Au cours d’une manifestation, ce samedi, à Narbonne, des viticulteurs audois s’en sont pris à nouveau à la concurrence des vins espagnols, qualifiée de « déloyale ». Et exigent la fin des importations.

Voici les arguments entendus:

-Les caves de l’Aude sont pleines.

-Des marques comme Leclerc vendent des vins espagnols et font croire qu’ils sont français en mettant un clocher et un béret sur l’étiquette.

-Les Espagnols et les Italiens sont exonérés de taxe foncière sur les terres agricoles

-Leurs charges sont moins importantes sur leurs salariés.

Olé!

Deux commentaires.

-Le premier, persifleur: l’Espagne possède également des églises; et pas mal d’Espagnols portent des bérets (les Basques, notamment).
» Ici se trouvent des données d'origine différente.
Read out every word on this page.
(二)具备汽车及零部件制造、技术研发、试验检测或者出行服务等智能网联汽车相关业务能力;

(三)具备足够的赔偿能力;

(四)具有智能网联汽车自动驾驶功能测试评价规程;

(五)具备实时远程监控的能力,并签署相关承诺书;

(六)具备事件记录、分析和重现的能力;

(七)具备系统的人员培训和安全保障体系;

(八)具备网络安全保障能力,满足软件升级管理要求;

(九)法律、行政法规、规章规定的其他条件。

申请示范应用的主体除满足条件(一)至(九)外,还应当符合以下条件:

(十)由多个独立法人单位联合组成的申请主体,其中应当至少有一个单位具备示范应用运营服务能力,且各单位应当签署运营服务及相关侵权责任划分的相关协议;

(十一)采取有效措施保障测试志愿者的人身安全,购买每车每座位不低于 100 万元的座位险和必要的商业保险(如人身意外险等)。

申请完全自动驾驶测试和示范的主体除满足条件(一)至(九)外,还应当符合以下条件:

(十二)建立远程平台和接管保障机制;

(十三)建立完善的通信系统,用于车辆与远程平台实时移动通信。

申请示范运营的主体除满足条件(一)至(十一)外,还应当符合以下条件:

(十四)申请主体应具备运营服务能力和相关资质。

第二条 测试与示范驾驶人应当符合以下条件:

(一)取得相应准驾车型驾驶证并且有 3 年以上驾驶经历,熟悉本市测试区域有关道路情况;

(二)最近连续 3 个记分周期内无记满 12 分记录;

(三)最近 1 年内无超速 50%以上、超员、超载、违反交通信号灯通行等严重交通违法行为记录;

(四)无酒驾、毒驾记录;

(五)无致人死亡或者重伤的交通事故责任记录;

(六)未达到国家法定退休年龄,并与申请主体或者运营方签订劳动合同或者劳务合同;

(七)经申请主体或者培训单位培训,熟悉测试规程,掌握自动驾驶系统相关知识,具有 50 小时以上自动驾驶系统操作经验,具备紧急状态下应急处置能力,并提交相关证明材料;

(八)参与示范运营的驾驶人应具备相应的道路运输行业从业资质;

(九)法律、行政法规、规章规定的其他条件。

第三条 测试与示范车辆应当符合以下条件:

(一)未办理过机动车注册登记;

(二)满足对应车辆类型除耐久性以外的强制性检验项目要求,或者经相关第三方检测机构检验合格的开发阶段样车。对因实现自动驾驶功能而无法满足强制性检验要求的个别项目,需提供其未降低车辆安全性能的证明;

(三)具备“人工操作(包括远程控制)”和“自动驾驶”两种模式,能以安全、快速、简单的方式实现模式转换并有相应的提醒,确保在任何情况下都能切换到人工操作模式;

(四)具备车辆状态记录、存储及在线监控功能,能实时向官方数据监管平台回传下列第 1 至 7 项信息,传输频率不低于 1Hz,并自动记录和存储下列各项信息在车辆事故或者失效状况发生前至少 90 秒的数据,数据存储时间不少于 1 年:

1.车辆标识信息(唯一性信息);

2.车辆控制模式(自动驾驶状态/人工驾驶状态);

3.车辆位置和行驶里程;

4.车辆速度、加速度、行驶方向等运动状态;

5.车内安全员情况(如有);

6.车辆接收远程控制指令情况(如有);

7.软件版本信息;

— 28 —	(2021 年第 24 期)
-Le second, plus sérieux. Si les vignerons français paient trop de taxes sur le foncier et sur le travail (même sur la main d’oeuvre importée), n’est-ce pas plutôt au gouvernement français, à Bercy, qu’ils doivent s’en prendre, plutôt qu’aux Espagnols? Aux candidats à la présidence, c’est un allégement fiscal qu’ils doivent demander; et non une interdiction des importations qui, les viticulteurs audois le savent bien, est impossible dans le cadre européen, avec le principe de la libre circulation des marchandises.

Et au fait, comment se fait-il que le consommateur français ne détecte pas la supercherie que les viticulteurs audois dénoncent? Comment se peut-que le vin espagnol premier prix lui plaise tout autant que celui proposé par les viticulteurs audois?

Et si, en attendant que le fisc français lâche son étreinte sur les viticulteurs audois (ce qui pourrait prendre un peu de temps), ceux-ci se focalisaient plutôt sur une production à valeur ajoutée? Une production qui leur permette de vivre de leur travail sans être en concurrence frontale avec les entrées de gamme, qu’ils viennent d’Espagne ou d’ailleurs? S’ils faisaient en sorte que leurs caves soient un peu moins pleines, mais que les vins dans les cuves aient une véritable raison d’exister? Des chances de plaire, en France et ailleurs? De se différencier?

C’est généralement le cas des vins dont je vous parle ici; il n’y a pas si longtemps, j’évoquais ceux de Gayda, d’Anne de Joyeuse, de Mas, de Lorgeril et de Serrat de Goundy, en IGP Oc. Ou encore, le Fitou du Clos Padulis et le Corbières du Clos Canos. La cause est entendue: l’Aude possède de beaux terroirs; et de bons vignerons, qu’il s’agisse de caves particulières, de coopératives ou en négoces. Mais il y en a d’autres, moins bons.

Je sais, c’est plus facile de commenter que de tailler la vigne et de vendre le vin. L’Aude a toute ma sympathie. Mais la voie du protectionnisme franco-français est un cul-de-sac, d’autant que le marché hexagonal est en perte de vitesse.

Pour terminer, je ne résiste pas au plaisir de citer un commentaire de soutien aux manifestants, déposé sur le site du Figaro, et signé « Haralde 37 »

« Soutien aux vignerons qui font rayonner la France à l’international. »

Donc, si je comprends bien, il est normal que la France exporte des vins pour rayonner à l’international, mais il n’est pas normal qu’elle en importe?

Les vignerons espagnols n’ont pas le droit de rayonner à l’international?